Reactive devaluation
in business negotiations is the devaluing of proposals, only because they are originated by your adversary.
04 You simplify probabilities and numbers to make negotiations easier to understand
Normalcy bias
in negotiations is the refusal to plan for, or react to, a disaster which has never happened before in business deals.
Survivorship bias
in negotiations is concentrating on the people or things that survived and overlooking those that didn’t, because of their lack of visibility.
Zero-sum bias
in negotiations is a bias, whereby a situation is incorrectly perceived to be like a zero-sum game (i.e., one person gains at the expense of another).
05 You project your negotiation mindset and assumptions onto the past and the future
Consistency bias
in negotiations is incorrectly remembering your past attitudes and behaviour as resembling present attitudes and behaviour.
Pro-innovation bias
gives you an excessive optimism towards an invention or innovation, while often failing to identify its limitations and weaknesses.
Outcome bias
in business negotiations is the tendency to judge a decision by its eventual outcome instead of based on the quality of the decision at the time it was made.
Hindsight bias
in business negotiations is the inclination to see past events as being more predictable, than they actually were.
Need for action in negotiations
01 To act in negotiations, you must be confident and know what is important
Effort justification
is when you value the efforts to achieve a negotiation outcome greater, than the objective value of the outcome.
Illusory superiority
in negotiations is overestimating your desirable qualities, and underestimating undesirable qualities, relative to other people.
Illusion of control
in negotiations is the tendency to overestimate your degree of influence over other external events.
Optimism bias
in business and contract negotiations is the tendency to be over-optimistic, overestimating favorable deals and results.
Overconfidence effect
in any negotiation is the excessive confidence in your own answers to (complex) questions.

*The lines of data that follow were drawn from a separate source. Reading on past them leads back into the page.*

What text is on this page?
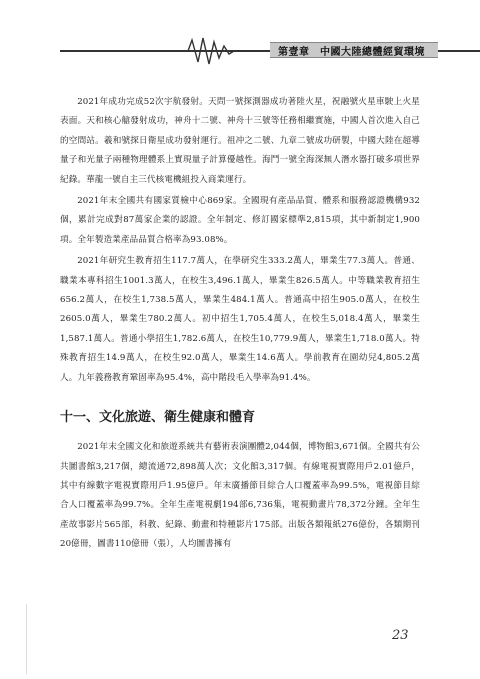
第壹章　中國大陸總體經貿環境

2021年成功完成52次宇航發射。天問一號探測器成功著陸火星，祝融號火星車駛上火星表面。天和核心艙發射成功，神舟十二號、神舟十三號等任務相繼實施，中國人首次進入自己的空間站。羲和號探日衛星成功發射運行。祖冲之二號、九章二號成功研製，中國大陸在超導量子和光量子兩種物理體系上實現量子計算優越性。海鬥一號全海深無人潛水器打破多項世界紀錄。華龍一號自主三代核電機組投入商業運行。

2021年末全國共有國家質檢中心869家。全國現有產品品質、體系和服務認證機構932個，累計完成對87萬家企業的認證。全年制定、修訂國家標準2,815項，其中新制定1,900項。全年製造業產品品質合格率為93.08%。

2021年研究生教育招生117.7萬人，在學研究生333.2萬人，畢業生77.3萬人。普通、職業本專科招生1001.3萬人，在校生3,496.1萬人，畢業生826.5萬人。中等職業教育招生656.2萬人，在校生1,738.5萬人，畢業生484.1萬人。普通高中招生905.0萬人，在校生2605.0萬人，畢業生780.2萬人。初中招生1,705.4萬人，在校生5,018.4萬人，畢業生1,587.1萬人。普通小學招生1,782.6萬人，在校生10,779.9萬人，畢業生1,718.0萬人。特殊教育招生14.9萬人，在校生92.0萬人，畢業生14.6萬人。學前教育在園幼兒4,805.2萬人。九年義務教育鞏固率為95.4%，高中階段毛入學率為91.4%。

十一、文化旅遊、衛生健康和體育

2021年末全國文化和旅遊系統共有藝術表演團體2,044個，博物館3,671個。全國共有公共圖書館3,217個，總流通72,898萬人次；文化館3,317個。有線電視實際用戶2.01億戶，其中有線數字電視實際用戶1.95億戶。年末廣播節目綜合人口覆蓋率為99.5%，電視節目綜合人口覆蓋率為99.7%。全年生產電視劇194部6,736集，電視動畫片78,372分鐘。全年生產故事影片565部，科教、紀錄、動畫和特種影片175部。出版各類報紙276億份，各類期刊20億冊，圖書110億冊（張），人均圖書擁有

23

02 To get things done, you want to complete things you have invested time and energy in
Endowment effect
in negotiations is the tendency for you to demand much more to give up an object than you would be willing to pay to acquire it.
Disposition effect
is the tendency to sell an asset that has accumulated in value and resist selling an asset that has declined in value.
Zero-risk bias
is the preference for reducing a small risk to zero over a greater reduction in a larger risk.
Loss aversion
in negotiations refers to your tendency to prefer avoiding losses to acquiring equivalent gains: it is better to not lose $5, than to find $5.
Sunk cost fallacy
is that you justify increased investment in a decision, based on your cumulative prior investment, despite evidence the decision was wrong.

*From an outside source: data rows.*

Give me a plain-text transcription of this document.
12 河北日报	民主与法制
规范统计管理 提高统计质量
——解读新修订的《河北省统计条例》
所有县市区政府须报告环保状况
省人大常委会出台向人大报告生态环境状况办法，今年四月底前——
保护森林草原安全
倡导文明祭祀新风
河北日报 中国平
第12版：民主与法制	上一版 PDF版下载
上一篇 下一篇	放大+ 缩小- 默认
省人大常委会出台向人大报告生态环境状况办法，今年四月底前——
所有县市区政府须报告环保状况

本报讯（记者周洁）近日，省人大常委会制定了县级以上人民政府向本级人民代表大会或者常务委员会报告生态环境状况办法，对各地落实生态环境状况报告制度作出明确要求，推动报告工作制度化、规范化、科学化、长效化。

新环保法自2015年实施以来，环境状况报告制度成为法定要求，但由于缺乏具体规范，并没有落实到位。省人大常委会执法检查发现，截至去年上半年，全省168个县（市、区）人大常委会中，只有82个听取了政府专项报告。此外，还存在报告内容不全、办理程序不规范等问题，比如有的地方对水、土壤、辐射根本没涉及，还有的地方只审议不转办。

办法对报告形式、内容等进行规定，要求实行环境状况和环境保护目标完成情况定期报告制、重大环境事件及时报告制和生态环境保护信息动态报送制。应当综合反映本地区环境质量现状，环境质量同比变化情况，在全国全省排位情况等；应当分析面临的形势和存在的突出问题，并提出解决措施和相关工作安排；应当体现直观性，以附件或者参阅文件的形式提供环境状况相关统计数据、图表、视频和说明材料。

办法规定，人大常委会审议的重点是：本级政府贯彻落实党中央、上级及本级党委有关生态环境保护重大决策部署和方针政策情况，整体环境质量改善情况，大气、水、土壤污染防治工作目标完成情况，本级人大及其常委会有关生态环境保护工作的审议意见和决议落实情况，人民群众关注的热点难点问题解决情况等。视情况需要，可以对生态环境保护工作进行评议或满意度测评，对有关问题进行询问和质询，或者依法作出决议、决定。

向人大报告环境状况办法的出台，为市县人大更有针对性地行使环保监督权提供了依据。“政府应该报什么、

What do you remember from your negotiations?
01 Motivated to preserve your status in a group, you avoid mistakes and irreversible decisions
Status quo bias
in business negotiations is the tendency you like things to stay relatively the same, so that you do not take action.
Social comparison bias
in negotiations is when making decisions, you favor potential candidates who don’t compete with your own particular strengths.
Decoy effect
is that you will tend to have a change in preference between two options, when presented with a third option that is asymmetrically dominated.

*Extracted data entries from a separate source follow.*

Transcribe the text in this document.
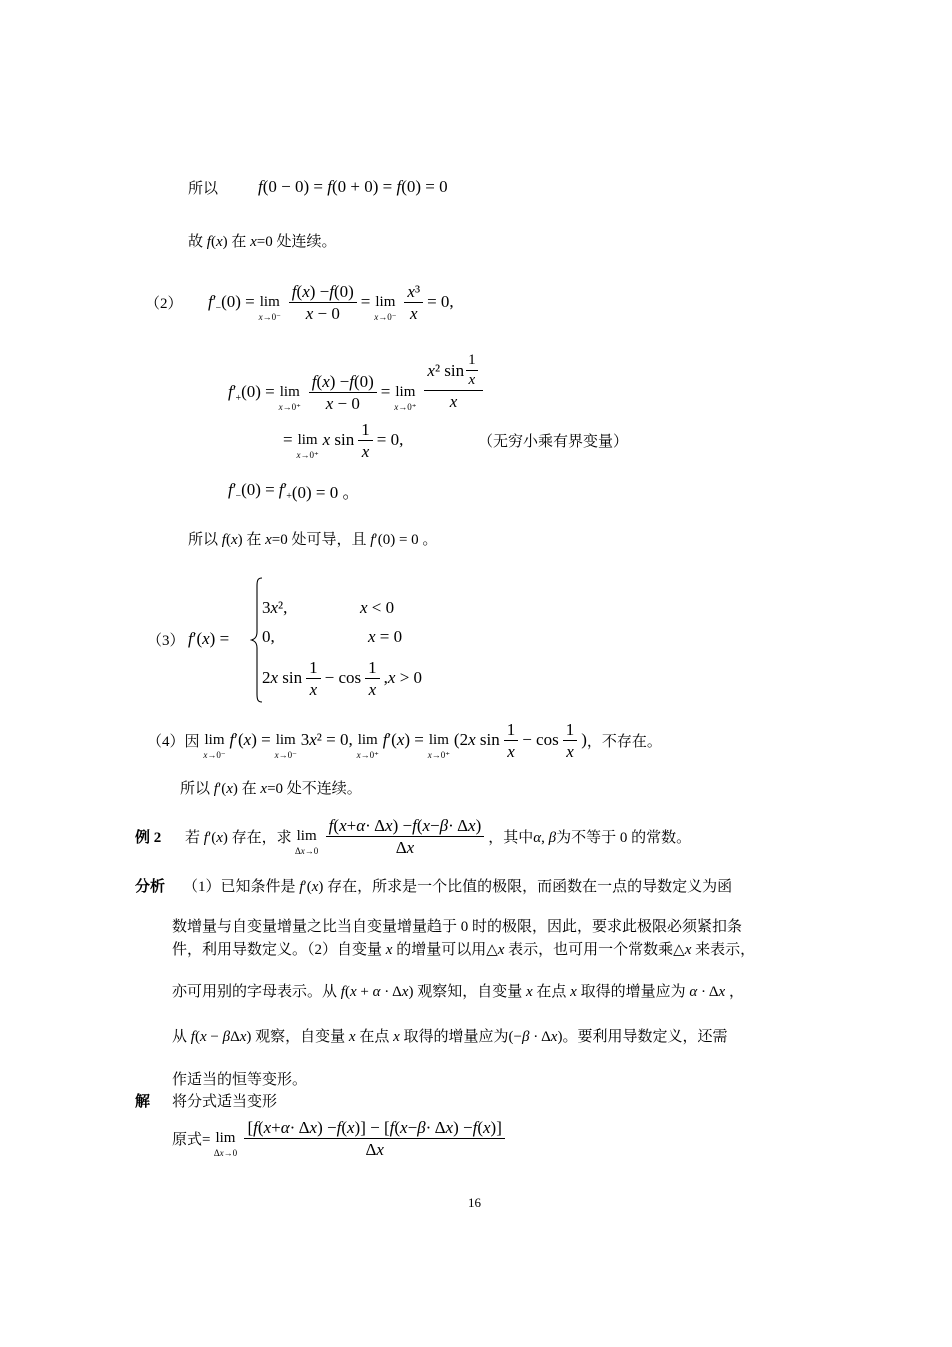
所以	f(0 − 0) = f(0 + 0) = f(0) = 0
故 f(x) 在 x=0 处连续。
（2）	f′ − (0) = lim
$x\to 0^- \frac{f ( x ) - f (0)}{x - 0} = \lim$
$x\to 0^- \frac{\text{x ³}}{x} = 0$,
f′ + (0) = lim
$x\to 0^+ \frac{f ( x ) - f (0)}{x - 0} = \lim$
$x\to 0^+ \frac{x^2 \sin \frac{1}{x}}{x}$
= lim
x→0⁺
x $\sin \frac{1}{x} = 0$,	（无穷小乘有界变量）
f′ − (0) = f′ + (0) = 0 。
所以 f(x) 在 x=0 处可导，且 f′(0) = 0 。
（3） f′(x) =
3x²,	x < 0
0,	x = 0
2x $\sin \frac{1}{x} - \cos \frac{1}{x} ,x > 0$
（4）因 lim
x→0⁻
f′(x) = lim
x→0⁻
3x² = 0, lim
x→0⁺
f′(x) = lim
x→0⁺
(2x $\sin \frac{1}{x} - \cos \frac{1}{x}$ ) ，不存在。
所以 f′(x) 在 x=0 处不连续。
例 2	若 f′(x) 存在，求 lim
$\Delta x\to 0 \frac{\text{f ( x + α · Δ x ) − f ( x − β · Δ x )}}{\Delta x}$ ，其中α, β为不等于 0 的常数。
分析	（1）已知条件是 f′(x) 存在，所求是一个比值的极限，而函数在一点的导数定义为函
数增量与自变量增量之比当自变量增量趋于 0 时的极限，因此，要求此极限必须紧扣条
件，利用导数定义。（2）自变量 x 的增量可以用△x 表示，也可用一个常数乘△x 来表示，
亦可用别的字母表示。从 f(x + α · Δx) 观察知，自变量 x 在点 x 取得的增量应为 α · Δx ，
从 f(x − βΔx) 观察，自变量 x 在点 x 取得的增量应为(−β · Δx)。要利用导数定义，还需
作适当的恒等变形。
解	将分式适当变形
原式= lim
$\Delta x\to 0 \frac{\text{[ f ( x + α · Δ x ) − f ( x )] − [ f ( x − β · Δ x ) − f ( x )]}}{\Delta x}$
16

02 You favor simple options and complete information over complex negotiation options
Less-is-better effect
in negotiations is the tendency to prefer a smaller set to a larger set judged separately, but not jointly.
Law of triviality
in business and contract negotiations is the tendency to give disproportionate weight to trivial issues.
Belief bias
in negotiations is an effect where your evaluation of the logical strength of an argument is biased by the believability of the conclusion.
Information bias
in business negotiations is a cognitive bias to seek additional information, when it does not affect action.
Ambiguity effect
in negotiations is that you have the tendency to avoid options for which the probability of a favorable outcome is unknown.